Students should encourage diversity


This past Sunday marked a special day in the lives of many young adults as they graduated from the graduate and undergraduate degree programs of thousands of accredited American higher education institutions. If you were unaware, you need only check Instagram newsfeeds for a bombardment of images of graduates celebrating their final moments of collegiate life. Watching the news, however, will demonstrate a much less positive aspect of this year’s graduating classes than the smiling #selfies on Facebook. A growing trend of liberal intolerance towards graduation speakers has cast a dark shadow on this year’s commencements and the future of higher education. Due to protests by both students and professors at several universities, many bright, knowledgeable and acclaimed leaders of the political and business worlds have opted not to appear at the graduations to which they were originally invited, or have been uninvited altogether.

Rather than debasing the speakers, as the protesters might hope, these actions largely discredit the universities, both in terms of their intellectual prestige and their professionalism. A student is clearly not ready to enter the professional world if they are willing to “protest the war in Iraq” by openly rejecting former secretary of state Condoleezza Rice from delivering a commencement address.

While Rice’s experiences as a minority woman with an illustrious career in American politics make her perfectly qualified to deliver an address to a liberal arts institution like Rutgers University, the protests caused Rice to decline her invitation to this year’s commencement. When these Rutgers students of the Class of 2014 were finishing their freshman year back in April 2011, however, the Rutgers University Programming Association paid $32,000 to bring Nicole “Snooki” Polizzi of “Jersey Shore” fame to campus to speak to students, according to the New York Post. While turning away the first female black Secretary of State when just three years ago they welcomed the first American to get trashed and arrested in a foreign country on television could certainly tarnish their reputation, these embarrassing decisions are becoming a trend.

Another big story of this year’s graduation controversies happened at Smith College, when commencement speaker Christine Lagarde announced that she would not be attending the institution’s graduation ceremony for similar reasons as Rice.
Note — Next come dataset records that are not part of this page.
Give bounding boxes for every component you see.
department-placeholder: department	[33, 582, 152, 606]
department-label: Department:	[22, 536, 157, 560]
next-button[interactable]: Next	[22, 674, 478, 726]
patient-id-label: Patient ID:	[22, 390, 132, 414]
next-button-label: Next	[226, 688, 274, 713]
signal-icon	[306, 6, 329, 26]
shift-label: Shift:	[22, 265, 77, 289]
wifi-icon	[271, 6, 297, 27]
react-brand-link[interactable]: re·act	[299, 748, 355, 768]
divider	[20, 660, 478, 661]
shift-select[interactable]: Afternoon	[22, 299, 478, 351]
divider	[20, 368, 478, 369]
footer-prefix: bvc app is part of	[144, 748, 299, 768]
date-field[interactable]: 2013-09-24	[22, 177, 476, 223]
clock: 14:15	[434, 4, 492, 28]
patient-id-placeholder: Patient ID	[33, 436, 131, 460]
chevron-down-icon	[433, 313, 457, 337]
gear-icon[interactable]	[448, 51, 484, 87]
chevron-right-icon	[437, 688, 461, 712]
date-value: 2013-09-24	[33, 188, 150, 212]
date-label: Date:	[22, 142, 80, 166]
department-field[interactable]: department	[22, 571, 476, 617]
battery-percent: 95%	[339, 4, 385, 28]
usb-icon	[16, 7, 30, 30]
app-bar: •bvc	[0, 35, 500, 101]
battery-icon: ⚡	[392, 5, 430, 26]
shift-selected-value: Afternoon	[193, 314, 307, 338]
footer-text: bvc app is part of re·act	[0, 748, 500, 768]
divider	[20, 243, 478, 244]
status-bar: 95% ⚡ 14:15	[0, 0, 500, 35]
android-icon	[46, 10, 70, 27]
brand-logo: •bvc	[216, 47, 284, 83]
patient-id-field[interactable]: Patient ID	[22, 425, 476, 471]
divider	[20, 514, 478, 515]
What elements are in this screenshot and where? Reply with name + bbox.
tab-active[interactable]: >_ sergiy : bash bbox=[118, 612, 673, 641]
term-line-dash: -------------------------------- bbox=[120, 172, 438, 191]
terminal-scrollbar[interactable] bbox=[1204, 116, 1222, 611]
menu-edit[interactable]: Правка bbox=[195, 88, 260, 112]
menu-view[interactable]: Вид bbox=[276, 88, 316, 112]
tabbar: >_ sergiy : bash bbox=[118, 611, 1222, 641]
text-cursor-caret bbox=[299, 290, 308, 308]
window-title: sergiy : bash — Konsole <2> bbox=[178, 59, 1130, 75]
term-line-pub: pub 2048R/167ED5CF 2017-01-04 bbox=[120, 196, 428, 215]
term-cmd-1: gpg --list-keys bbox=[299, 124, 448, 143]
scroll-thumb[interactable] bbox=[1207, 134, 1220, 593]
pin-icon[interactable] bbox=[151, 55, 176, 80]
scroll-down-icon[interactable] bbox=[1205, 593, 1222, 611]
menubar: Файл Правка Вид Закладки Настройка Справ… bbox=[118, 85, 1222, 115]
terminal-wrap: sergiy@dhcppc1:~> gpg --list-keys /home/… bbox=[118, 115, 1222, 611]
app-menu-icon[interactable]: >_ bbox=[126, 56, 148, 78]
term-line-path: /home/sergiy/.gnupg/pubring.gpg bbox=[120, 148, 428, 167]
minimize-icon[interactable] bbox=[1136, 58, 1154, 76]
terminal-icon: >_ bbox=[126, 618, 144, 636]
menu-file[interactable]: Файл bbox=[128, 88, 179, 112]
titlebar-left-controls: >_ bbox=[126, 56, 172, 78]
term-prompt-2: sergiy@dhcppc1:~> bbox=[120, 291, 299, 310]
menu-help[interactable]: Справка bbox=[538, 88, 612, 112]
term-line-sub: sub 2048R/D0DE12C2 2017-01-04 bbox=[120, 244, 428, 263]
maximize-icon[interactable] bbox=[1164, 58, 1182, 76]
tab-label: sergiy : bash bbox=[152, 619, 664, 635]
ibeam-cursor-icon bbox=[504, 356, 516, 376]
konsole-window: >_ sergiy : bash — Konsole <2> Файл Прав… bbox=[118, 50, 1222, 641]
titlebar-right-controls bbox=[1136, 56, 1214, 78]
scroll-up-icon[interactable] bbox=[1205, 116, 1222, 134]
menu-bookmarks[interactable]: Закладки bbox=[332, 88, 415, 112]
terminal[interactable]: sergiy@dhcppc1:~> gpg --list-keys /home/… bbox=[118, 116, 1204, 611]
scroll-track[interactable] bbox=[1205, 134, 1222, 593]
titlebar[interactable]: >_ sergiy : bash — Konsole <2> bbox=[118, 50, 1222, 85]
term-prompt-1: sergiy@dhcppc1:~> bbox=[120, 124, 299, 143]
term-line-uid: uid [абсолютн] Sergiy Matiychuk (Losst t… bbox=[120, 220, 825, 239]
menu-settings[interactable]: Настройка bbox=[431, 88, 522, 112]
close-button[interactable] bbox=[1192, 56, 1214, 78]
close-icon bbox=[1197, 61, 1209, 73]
Lagarde had been fervently protested by Smith faculty and students for her position as the International Money Fund (IMF) managing director, according to MSNBC. While Lagarde could potentially have given a powerful address, the professors and students at Smith condemned her as an individual due to her short-term association with the IMF.

Today’s students often take the greatest offense to the smallest of things. For instance, Sen. Michael Johnston, the commencement speaker for the Harvard Graduate School of Education, was protested by students because of a minor political standpoint he held — he “embraces a vision of education reform that relies heavily on test-based accountability while weakening the due process protections of teachers.” In spite of previous political decisions defending teachers, the graduate students at Harvard submitted a written proposal to have Johnston removed from the ceremony and to more scrupulously screen graduation speakers, according to the Washington Post. It is a wonder that, in this nation of polarizing issues and intellectual hostility, there remain any viable college speakers of importance at all. The commencement speaker at Bucknell University in Pennsylvania, Sheryl WuDunn, even prefaced her address by saying, “Thank you for inviting me here, or rather thank you for not disinviting me.”

The New York Times and Los Angeles Times reported that similar situations occurred at Haverford College in Pennsylvania and Pasadena City College in California. Also in the news was the commencement speaker this year for the graduating class of the Oklahoma City Police Academy, who had been threatened by right-wing gun supporters for his position on gun ownership. Timothy Egan of The New York Times said, “the lefty thought police at Smith, Haverford and Rutgers share one thing with the knuckle-dragging hard right in Oklahoma: They’re afraid of hearing something that might spoil a view of the world they’ve already figured out.”

Though all of the uninvited or disheartened speakers this year hold controversial positions within America’s social, political, business and collegiate systems, the task that they were originally contacted to perform — the commencement address — is far from a propaganda technique. Rather, each and every one of these professionals would have offered advice to the students, families and faculty with tact. They would have tried to inspire the excited and scared former students, and they probably could have done so a bit more competently than Snooki, who gave Rutgers students this piece of advice: “Study hard, but party harder!”